Il progetto farecittà nasce dalla congiunzione di due diversi percorsi, che hanno unito i loro sforzi per dare vita ad un itinerario di studio e riflessione sulle realtà del presente, i conflitti e le traiettorie di uscita dalle problematiche della democrazia del nostro paese. Nel momento in cui le basi della comunità civile vengono corrose, le povertà culturali creano un cittadino offeso ma inoffensivo e le istituzioni deragliano dalle direttrici costituzionali, abbiamo sentito la necessità impellente di provare a dare una risposta.

Nello specifico, i due percorsi da cui veniamo sono il gruppo Non Tacere ed il Modello Roma.

L’ esperienza del Gruppo non Tacere che nasce idealmente nel 1968 quando don Roberto Sardelli va a vivere con i baraccati dell’Acquedotto Felice nel quartiere Tuscolano a Roma e fonda la "scuola 725", dove sperimenta una visione innovativa della formazione dei ragazzi, sulle tracce di Don Lorenzo Milani.

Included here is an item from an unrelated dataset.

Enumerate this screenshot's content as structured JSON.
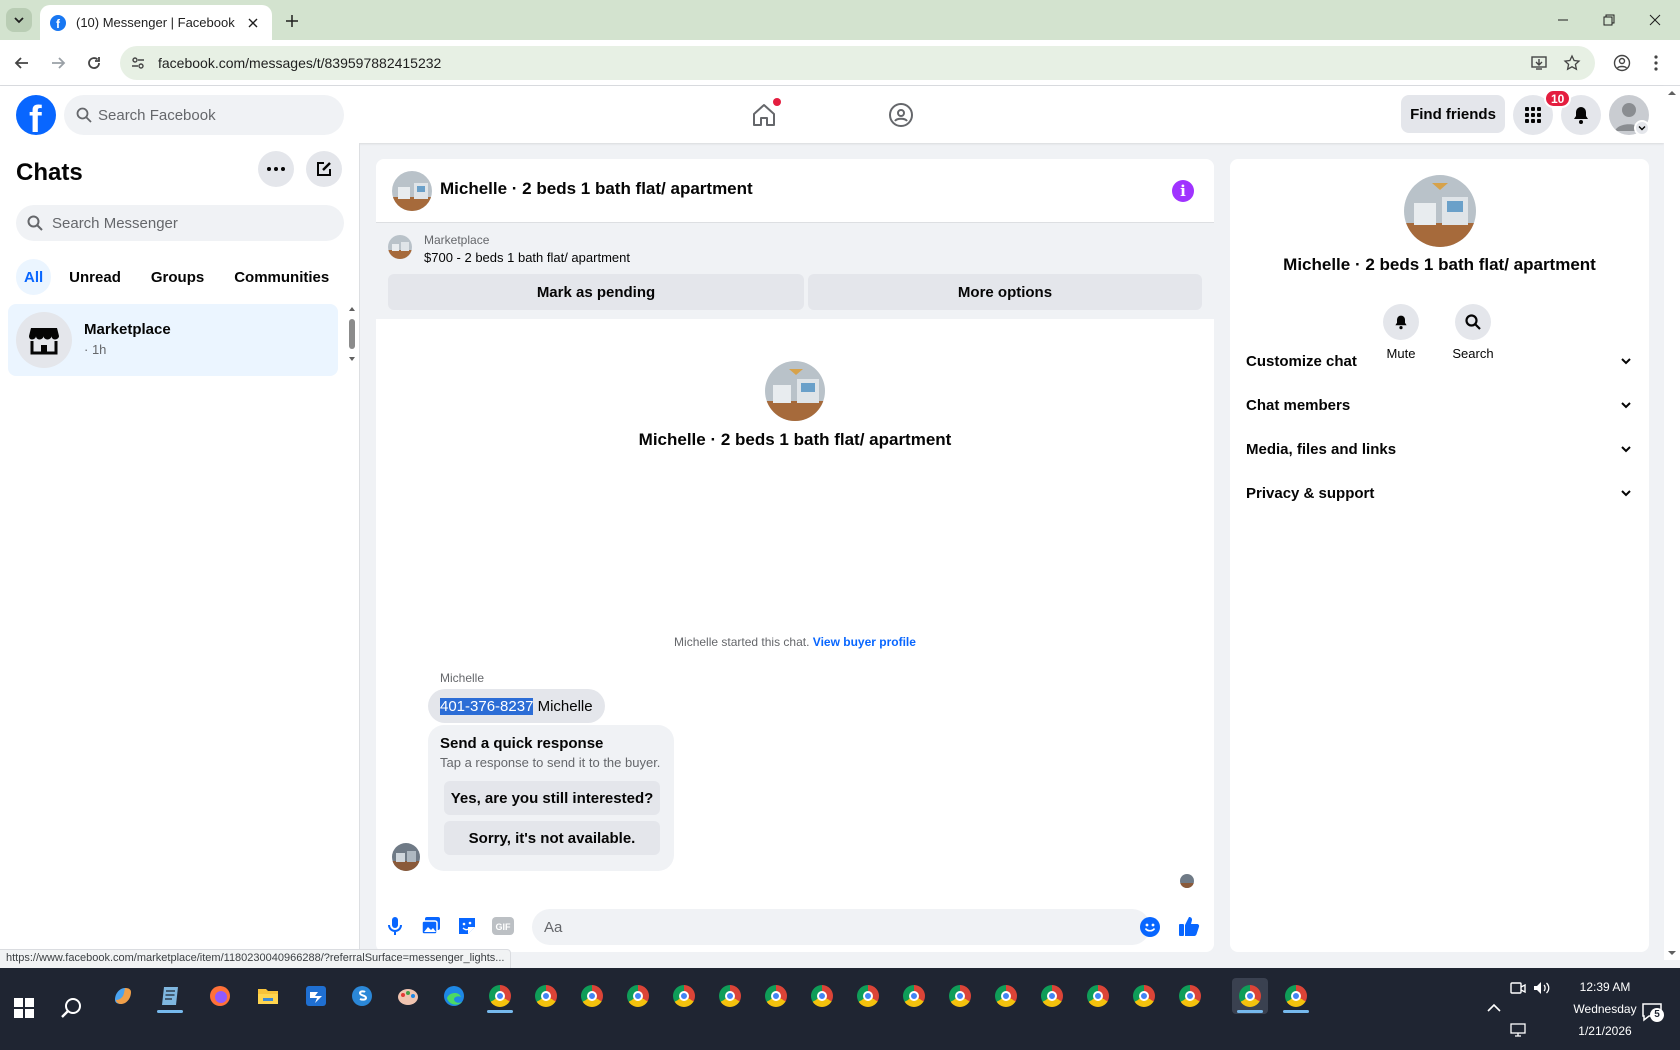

Roberto insegna ai ragazzi a rivendicare con orgoglio le loro origini e le culture d’appartenenza per affermare con coraggio la propria dignità.

Nel 2006, don Roberto ha deciso di rincontrare i suoi ex allievi. Con loro, a distanza di trent’anni ha scritto una nuova lettera al sindaco sui mali di Roma e della società. Da qui sono stati intessuti i fili di un discorso che ad oggi coinvolge donne, giovani, migranti, precarie/i.

Coloro che si sono occupati segnatamente del documento “Per un nuovo percorso della politica” sono:

C. Antonicelli, A. Bozzoli, L. Celidonio, G. Napoletano, R. Sardelli.

Il Modello Roma è il nome di un libro, scritto da un gruppo eterogeneo di studiosi che ne ha adottato il nome, composto da:

E. Scandurra (docente di Urbanistica), B. Amoroso (economista), A. Castagnola (economista), R. Troisi (economista), P. Berdini (ingegnere urbanista), A. Castronovi (dirigente Cgil), G. Caudo (ricercatore di Urbanistica), V. Sartogo (studioso di problemi ecologici), G. Ricoveri (studiosa dei problemi dello sviluppo), C. Cellamare docente di Urbanistica), B. Rossi Doria (docente di Urbanistica).

L’unione di questi due esperienze, pur non cancellando affatto la molteplicità delle nostre visioni, sta a significare il tentativo di ricongiungere sapere ed organizzazione del consenso. Un ambizione che nasce dalla convinzione che la conoscenza critica dell’esistente ha come conseguenza diretta un dovere immediatamente politico, e che quindi il discernimento intellettuale è inutile torsione sofistica fuori dall’agone sociale.

Il nostro intento è essere un movimento di idee che accenda quel sano furore partecipativo senza il quale il cittadino dismette il suo ruolo cardine nel meccanismo democratico, decretando di conseguenza la fine dello stesso.

Davanti a noi abbiamo orizzonti inquietanti. Il muro del potere politico è sordo all’incessante flusso dei corpi che si muovono nel bacino sociale. D’altra parte, la cosiddetta società civile si muove debolmente e quasi sempre subalterna alla logica dominante del capitalismo, quando non gli è completamente asservita.

Noi ci troviamo dentro questo doppio movimento, e ci auguriamo di trovare molti compagni di strada per questa lunga e difficile battaglia.